The National Assembly in Phnom Penh. Source: Wikimedia
Human Rights Watch (HRW) has accused Cambodian Prime Minister Hun Sen of being involved in the case of six human rights activists charged with bribing the alleged mistress of an opposition leader.
HRW claimed the charges filed on Monday were politically motivated and part of an initiative by the authorities “to curtail domestic and international human rights monitoring in Cambodia”.
“No one should mistake these prosecutions for anything other than Prime Minister Hun Sen’s effort to undo decades of work by Cambodian groups and the UN to promote the human rights of all Cambodians,” HRW Asia director Brad Adams announced.
Four prominent activists from the Cambodian human rights group Adhoc and a former member of the National Election Committee (NEC) were imprisoned on bribery charges over a sex scandal involving deputy opposition leader Kem Sokha.
UN administrator Sally Soen was charged in absentia as an accomplice after failing to appear for questioning.
Kea Sophal, representing Adhoc, said the organisation’s four members were charged with bribing a witness, the same charge facing opposition chief Seang Chet last week for promising to pay around US$500 to the alleged mistress after the scandal erupted.

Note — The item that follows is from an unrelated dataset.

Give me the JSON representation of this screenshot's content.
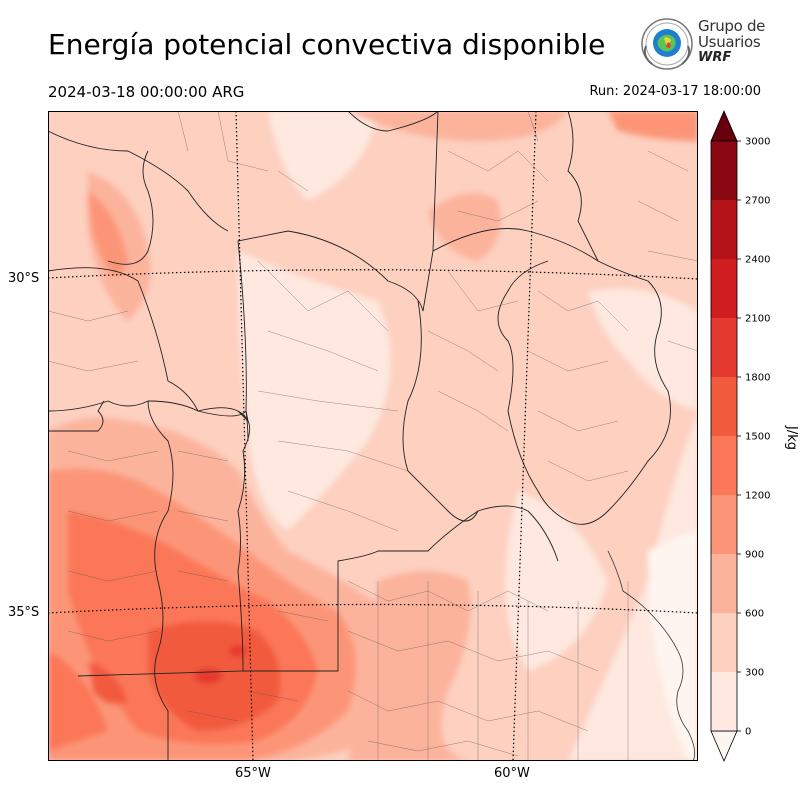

Vibol announced: “The court did not show any evidence against my clients yet. They just detained them.”
Wan-Hea Lee of the UN’s Office of the High Commissioner for Human Rights, said: “UN officials have immunity from legal processes arising from their actions undertaken in the line of duty. The UN has sent a formal response to this effect to the Royal Government, and we await a response.”
The US Embassy also said it was worried about the charges.
“The US Embassy is deeply concerned by the charges filed today by the Phnom Penh Municipal Court and is monitoring these cases closely,” embassy spokesman Jay Raman said.
EU ambassador to Cambodia George Edgar raised similar concerns: “The current political situation, including recent actions in relation to opposition members of parliament and the detention of NGO officials, will be among the issues discussed at the EU-Cambodia Joint Committee,” Edgar said. “An environment in which political parties and civil society can operate freely is an essential foundation for credible elections whose results will command legitimacy.”
A statement from 59 NGOs, including Licadho, the Cambodian Human Rights Action Committee and Cambodian Centre for Human Rights, also condemned the arrests.
“The targeting of these individuals…is the latest escalation in a far-reaching government assault on civil society ahead of upcoming local and national elections, and is a clear reprisal for support provided by rights workers in a politically sensitive case,” the statement said.
“The case is a farcical use of both the criminal justice system and state institutions as tools to intimidate, criminalise and punish the legitimate activities of human rights defenders and civil society,” it stated.